Although they still exist, rap-sung collaborations aren’t as popular or simply good as they used to be — take Drake’s “Hotline Bling” winning the Grammy Award for Best Rap/Sung Performance. Where is the dynamic between vocalist and emcee? I can’t two-step to it, and I can’t imagine Rocsi and Terrence J rightfully garnering the attention of listeners or introducing it as a No.1 video on “106 & Park” without cringing. 

Rappers today make pseudo-R&B records, but not ones that compliment the genre enough to lend to a successful collaboration with R&B’s artists. It’s as if they want to be the next Ne-Yo and not work with him. 

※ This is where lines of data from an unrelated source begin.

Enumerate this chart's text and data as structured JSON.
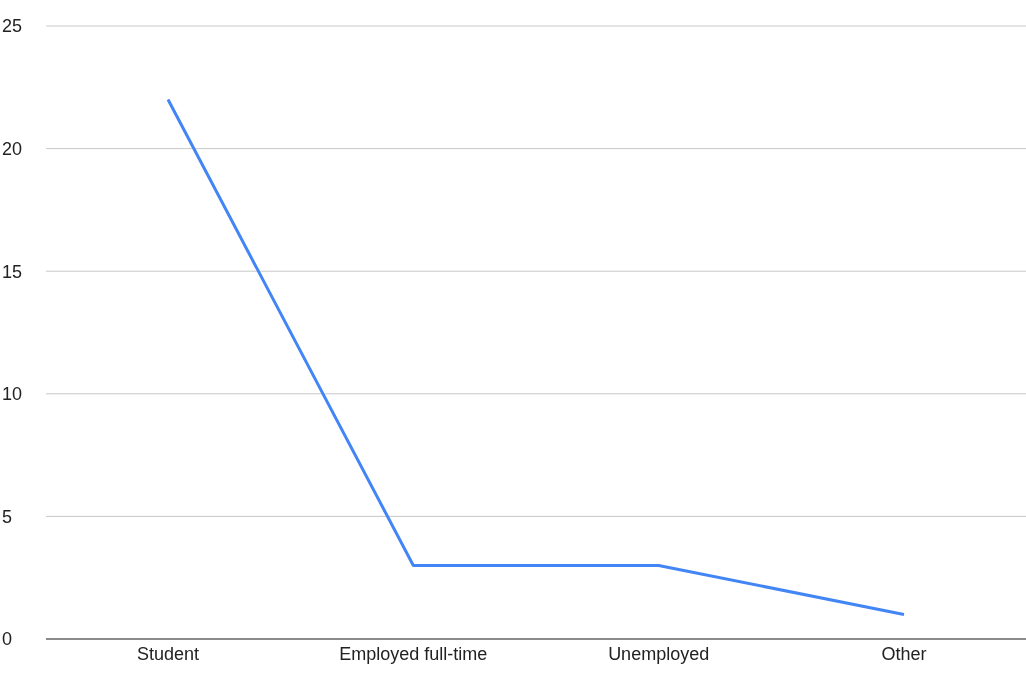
{
  "chart_data": {
    "type": "line",
    "categories": [
      "Student",
      "Employed full-time",
      "Unemployed",
      "Other"
    ],
    "series": [
      {
        "color": "#4285f4",
        "values": [
          22,
          3,
          3,
          1
        ]
      }
    ],
    "ylim": [
      0,
      25
    ],
    "yticks": [
      0,
      5,
      10,
      15,
      20,
      25
    ],
    "grid": "y",
    "marker": "none",
    "line_style": "solid"
  }
}
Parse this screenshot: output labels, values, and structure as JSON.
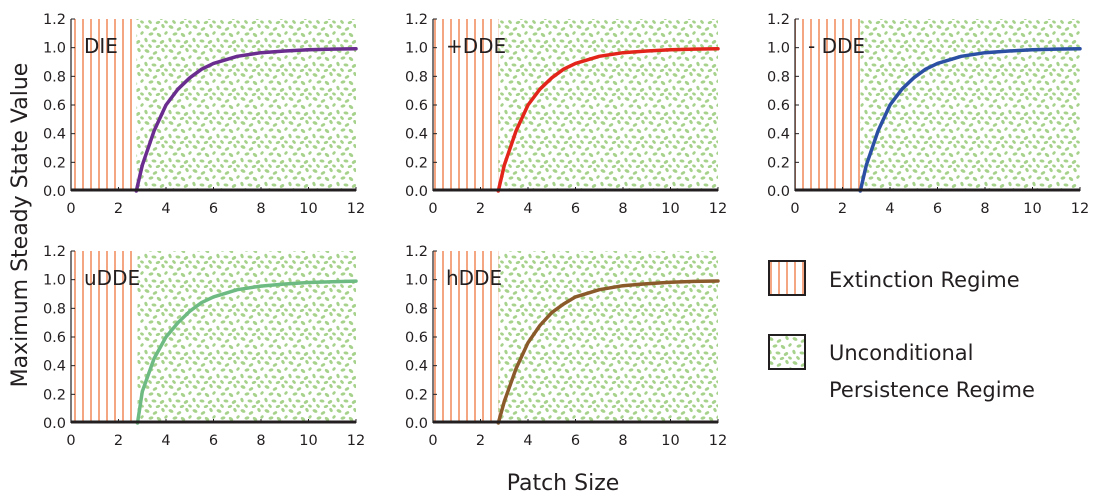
{
  "figure": {
    "ylabel": "Maximum Steady State Value",
    "xlabel": "Patch Size"
  },
  "legend": {
    "extinction_label": "Extinction Regime",
    "persistence_label_line1": "Unconditional",
    "persistence_label_line2": "Persistence Regime",
    "extinction_color": "#f4a582",
    "persistence_color": "#a6d28c"
  },
  "chart_data": [
    {
      "type": "line",
      "panel_label": "DIE",
      "color": "#6a2c8e",
      "xlim": [
        0,
        12
      ],
      "ylim": [
        0,
        1.2
      ],
      "xticks": [
        0,
        2,
        4,
        6,
        8,
        10,
        12
      ],
      "yticks": [
        "0.0",
        "0.2",
        "0.4",
        "0.6",
        "0.8",
        "1.0",
        "1.2"
      ],
      "extinction_regime_xmax": 2.75,
      "x": [
        0,
        2.75,
        3,
        3.5,
        4,
        4.5,
        5,
        5.5,
        6,
        7,
        8,
        9,
        10,
        11,
        12
      ],
      "y": [
        0,
        0,
        0.18,
        0.42,
        0.6,
        0.71,
        0.79,
        0.85,
        0.89,
        0.94,
        0.965,
        0.977,
        0.985,
        0.99,
        0.993
      ]
    },
    {
      "type": "line",
      "panel_label": "+DDE",
      "color": "#e3241b",
      "xlim": [
        0,
        12
      ],
      "ylim": [
        0,
        1.2
      ],
      "xticks": [
        0,
        2,
        4,
        6,
        8,
        10,
        12
      ],
      "yticks": [
        "0.0",
        "0.2",
        "0.4",
        "0.6",
        "0.8",
        "1.0",
        "1.2"
      ],
      "extinction_regime_xmax": 2.75,
      "x": [
        0,
        2.75,
        3,
        3.5,
        4,
        4.5,
        5,
        5.5,
        6,
        7,
        8,
        9,
        10,
        11,
        12
      ],
      "y": [
        0,
        0,
        0.18,
        0.42,
        0.6,
        0.71,
        0.79,
        0.85,
        0.89,
        0.94,
        0.965,
        0.977,
        0.985,
        0.99,
        0.993
      ]
    },
    {
      "type": "line",
      "panel_label": "- DDE",
      "color": "#2b4fa3",
      "xlim": [
        0,
        12
      ],
      "ylim": [
        0,
        1.2
      ],
      "xticks": [
        0,
        2,
        4,
        6,
        8,
        10,
        12
      ],
      "yticks": [
        "0.0",
        "0.2",
        "0.4",
        "0.6",
        "0.8",
        "1.0",
        "1.2"
      ],
      "extinction_regime_xmax": 2.75,
      "x": [
        0,
        2.75,
        3,
        3.5,
        4,
        4.5,
        5,
        5.5,
        6,
        7,
        8,
        9,
        10,
        11,
        12
      ],
      "y": [
        0,
        0,
        0.18,
        0.42,
        0.6,
        0.71,
        0.79,
        0.85,
        0.89,
        0.94,
        0.965,
        0.977,
        0.985,
        0.99,
        0.993
      ]
    },
    {
      "type": "line",
      "panel_label": "uDDE",
      "color": "#6dbb82",
      "xlim": [
        0,
        12
      ],
      "ylim": [
        0,
        1.2
      ],
      "xticks": [
        0,
        2,
        4,
        6,
        8,
        10,
        12
      ],
      "yticks": [
        "0.0",
        "0.2",
        "0.4",
        "0.6",
        "0.8",
        "1.0",
        "1.2"
      ],
      "extinction_regime_xmax": 2.8,
      "x": [
        0,
        2.8,
        3,
        3.5,
        4,
        4.5,
        5,
        5.5,
        6,
        7,
        8,
        9,
        10,
        11,
        12
      ],
      "y": [
        0,
        0,
        0.22,
        0.45,
        0.6,
        0.7,
        0.78,
        0.84,
        0.88,
        0.93,
        0.955,
        0.97,
        0.98,
        0.985,
        0.99
      ]
    },
    {
      "type": "line",
      "panel_label": "hDDE",
      "color": "#8b5a2b",
      "xlim": [
        0,
        12
      ],
      "ylim": [
        0,
        1.2
      ],
      "xticks": [
        0,
        2,
        4,
        6,
        8,
        10,
        12
      ],
      "yticks": [
        "0.0",
        "0.2",
        "0.4",
        "0.6",
        "0.8",
        "1.0",
        "1.2"
      ],
      "extinction_regime_xmax": 2.75,
      "x": [
        0,
        2.75,
        3,
        3.5,
        4,
        4.5,
        5,
        5.5,
        6,
        7,
        8,
        9,
        10,
        11,
        12
      ],
      "y": [
        0,
        0,
        0.15,
        0.38,
        0.56,
        0.68,
        0.77,
        0.83,
        0.88,
        0.93,
        0.958,
        0.972,
        0.982,
        0.988,
        0.991
      ]
    }
  ]
}
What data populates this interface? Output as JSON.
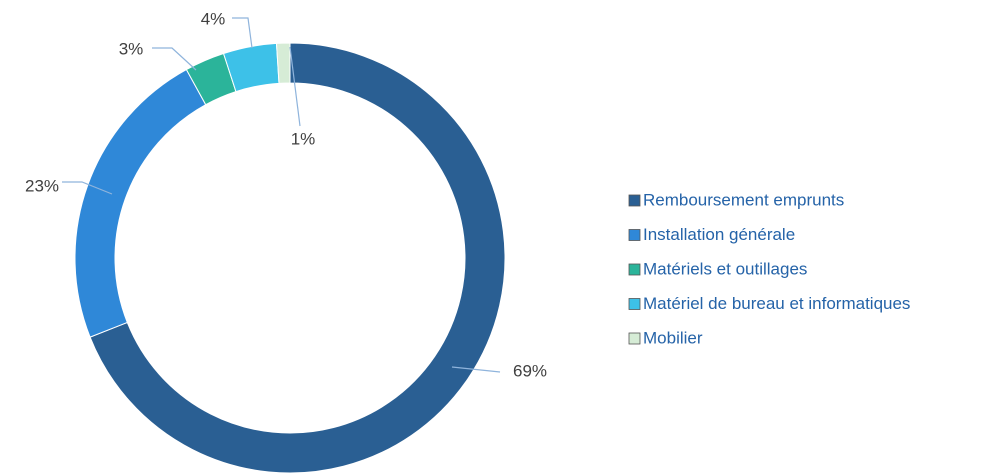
{
  "chart_data": {
    "type": "donut",
    "categories": [
      "Remboursement emprunts",
      "Installation générale",
      "Matériels et outillages",
      "Matériel de bureau et informatiques",
      "Mobilier"
    ],
    "values": [
      69,
      23,
      3,
      4,
      1
    ],
    "value_labels": [
      "69%",
      "23%",
      "3%",
      "4%",
      "1%"
    ],
    "colors": [
      "#2a5f93",
      "#2f88d8",
      "#2bb49a",
      "#3dc1e8",
      "#d6ecd6"
    ],
    "legend": "right"
  }
}
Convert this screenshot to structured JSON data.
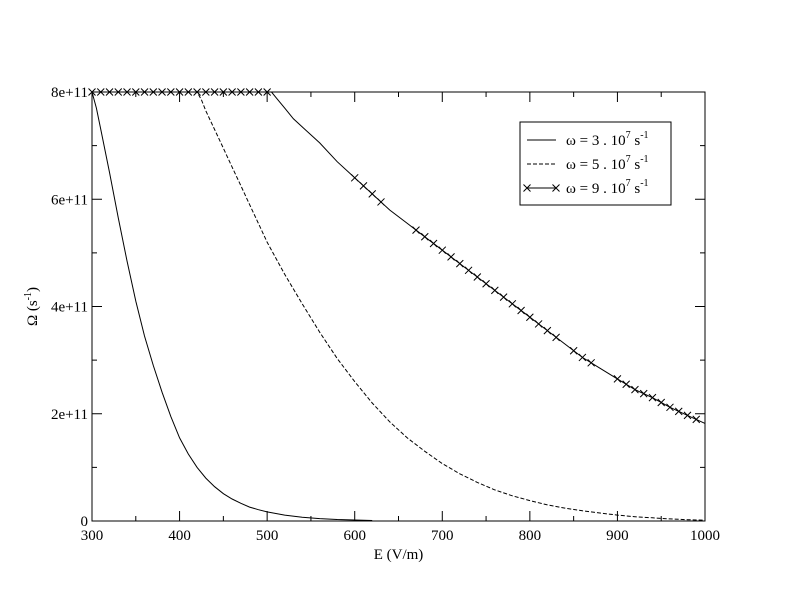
{
  "chart_data": {
    "type": "line",
    "title": "",
    "xlabel": "E (V/m)",
    "ylabel": {
      "main": "Ω (s",
      "sup": "-1",
      "end": ")"
    },
    "xlim": [
      300,
      1000
    ],
    "ylim": [
      0,
      800000000000
    ],
    "x_ticks": [
      300,
      400,
      500,
      600,
      700,
      800,
      900,
      1000
    ],
    "x_tick_labels": [
      "300",
      "400",
      "500",
      "600",
      "700",
      "800",
      "900",
      "1000"
    ],
    "y_ticks": [
      0,
      200000000000,
      400000000000,
      600000000000,
      800000000000
    ],
    "y_tick_labels": [
      "0",
      "2e+11",
      "4e+11",
      "6e+11",
      "8e+11"
    ],
    "grid": false,
    "legend_position": "top-right",
    "series": [
      {
        "legend": {
          "pre": "ω = 3 . 10",
          "sup1": "7",
          "mid": "  s",
          "sup2": "-1"
        },
        "line_style": "solid",
        "marker": "none",
        "x": [
          300,
          305,
          310,
          320,
          330,
          340,
          350,
          360,
          370,
          380,
          390,
          400,
          410,
          420,
          430,
          440,
          450,
          460,
          470,
          480,
          490,
          500,
          520,
          540,
          560,
          580,
          600,
          620
        ],
        "y": [
          800000000000,
          770000000000,
          730000000000,
          650000000000,
          565000000000,
          485000000000,
          410000000000,
          345000000000,
          290000000000,
          240000000000,
          195000000000,
          155000000000,
          125000000000,
          100000000000,
          80000000000,
          64000000000,
          51000000000,
          41000000000,
          33000000000,
          26000000000,
          21000000000,
          17000000000,
          11000000000,
          7000000000,
          4500000000,
          2800000000,
          1800000000,
          1000000000
        ]
      },
      {
        "legend": {
          "pre": "ω = 5 . 10",
          "sup1": "7",
          "mid": "  s",
          "sup2": "-1"
        },
        "line_style": "dashed",
        "marker": "none",
        "x": [
          300,
          420,
          425,
          430,
          440,
          450,
          460,
          470,
          480,
          490,
          500,
          520,
          540,
          560,
          580,
          600,
          620,
          640,
          660,
          680,
          700,
          720,
          740,
          760,
          780,
          800,
          820,
          840,
          860,
          880,
          900,
          920,
          940,
          960,
          980,
          1000
        ],
        "y": [
          800000000000,
          800000000000,
          785000000000,
          765000000000,
          730000000000,
          695000000000,
          660000000000,
          625000000000,
          590000000000,
          555000000000,
          520000000000,
          460000000000,
          405000000000,
          352000000000,
          303000000000,
          260000000000,
          220000000000,
          185000000000,
          155000000000,
          130000000000,
          107000000000,
          88000000000,
          72000000000,
          58000000000,
          47000000000,
          38000000000,
          30000000000,
          24000000000,
          19000000000,
          15000000000,
          11000000000,
          8000000000,
          6000000000,
          4000000000,
          2500000000,
          1500000000
        ]
      },
      {
        "legend": {
          "pre": "ω = 9 . 10",
          "sup1": "7",
          "mid": "  s",
          "sup2": "-1"
        },
        "line_style": "solid",
        "marker": "x",
        "x": [
          300,
          500,
          505,
          510,
          520,
          530,
          540,
          560,
          580,
          600,
          620,
          640,
          660,
          680,
          700,
          720,
          740,
          760,
          780,
          800,
          820,
          840,
          860,
          880,
          900,
          920,
          940,
          960,
          980,
          1000
        ],
        "y": [
          800000000000,
          800000000000,
          800000000000,
          790000000000,
          770000000000,
          750000000000,
          735000000000,
          705000000000,
          670000000000,
          640000000000,
          610000000000,
          580000000000,
          555000000000,
          530000000000,
          505000000000,
          480000000000,
          455000000000,
          430000000000,
          405000000000,
          380000000000,
          355000000000,
          330000000000,
          305000000000,
          285000000000,
          265000000000,
          245000000000,
          230000000000,
          212000000000,
          197000000000,
          182000000000
        ],
        "marker_x": [
          300,
          310,
          320,
          330,
          340,
          350,
          360,
          370,
          380,
          390,
          400,
          410,
          420,
          430,
          440,
          450,
          460,
          470,
          480,
          490,
          500,
          600,
          610,
          620,
          630,
          670,
          680,
          690,
          700,
          710,
          720,
          730,
          740,
          750,
          760,
          770,
          780,
          790,
          800,
          810,
          820,
          830,
          850,
          860,
          870,
          900,
          910,
          920,
          930,
          940,
          950,
          960,
          970,
          980,
          990
        ]
      }
    ]
  }
}
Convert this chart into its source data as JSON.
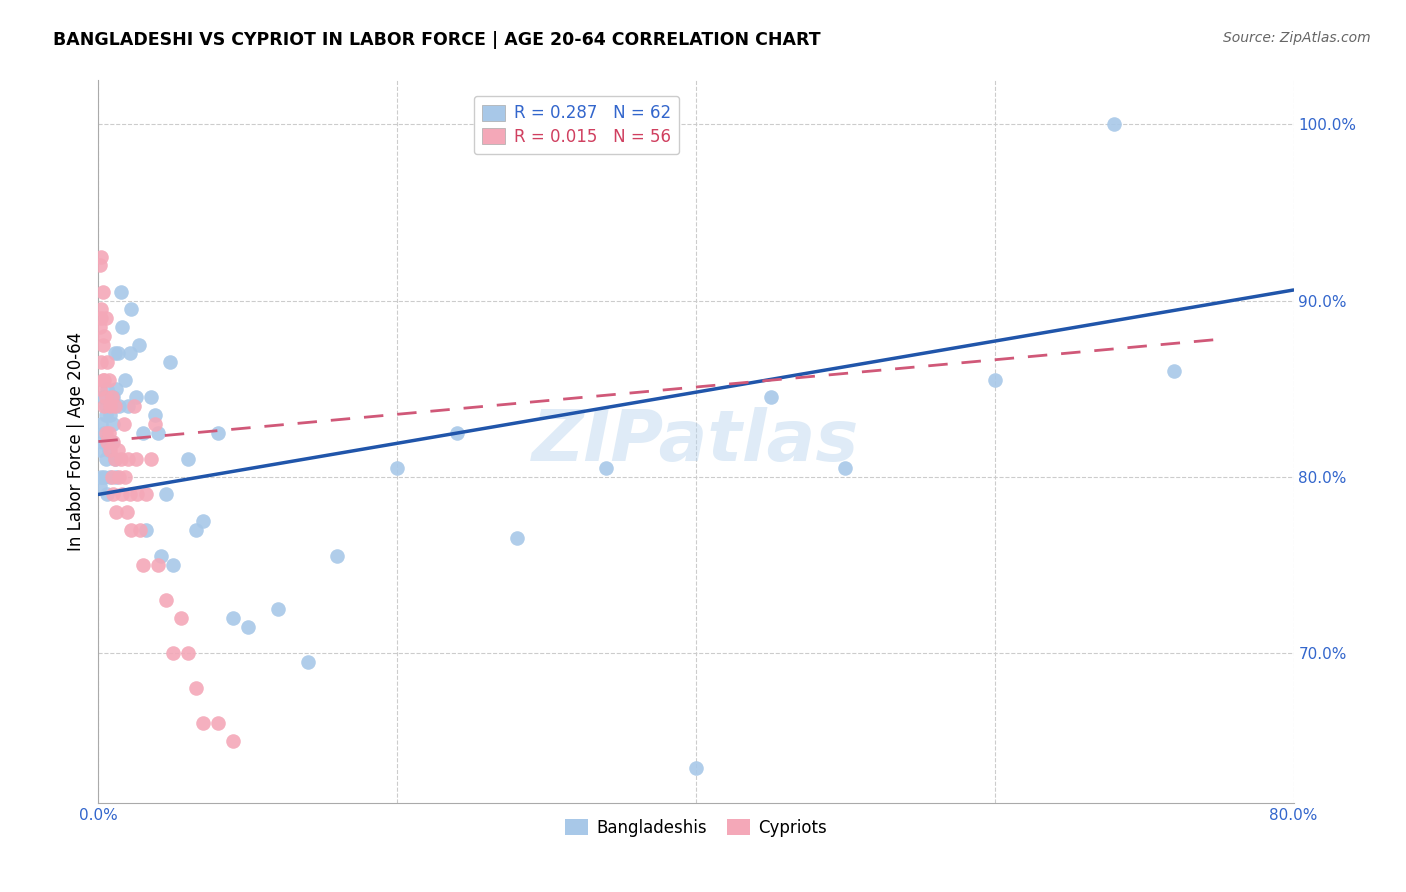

And although I love today’s R&B artists in their own right, the music can be almost too introspective to produce a radio hit. Records like Mario’s “Let Me Love You,” the eighth most successful single of the decade as ranked by Billboard, simply do not exist. 

In an early iteration of “Everything but the Song,” I wrote about how R&B is not dead, naming several of today’s overlooked talents. The genre isn’t lifeless, but it certainly is not as wide-reaching as it used to be. With more than 70,000 people glued to their phone screens to hear two producers (not artists, but producers), the battle is a testimony not only to the power of music but to the culture of R&B that once was. 

I applaud Timbaland and Swizz Beats for bringing R&B lovers together over Instagram Live with these exciting matchups. In lieu of actual concerts, they serve as a break from the horrors of the coronavirus pandemic, an opportunity to give the people behind the music their flowers and a reminder that music brings people together.  

Ellice Ellis is a senior writing about the music industry and social justice. She is also one of the Arts & Entertainment editors for the Daily Trojan. Her column, “Everything but the Song,” typically runs every other Wednesday.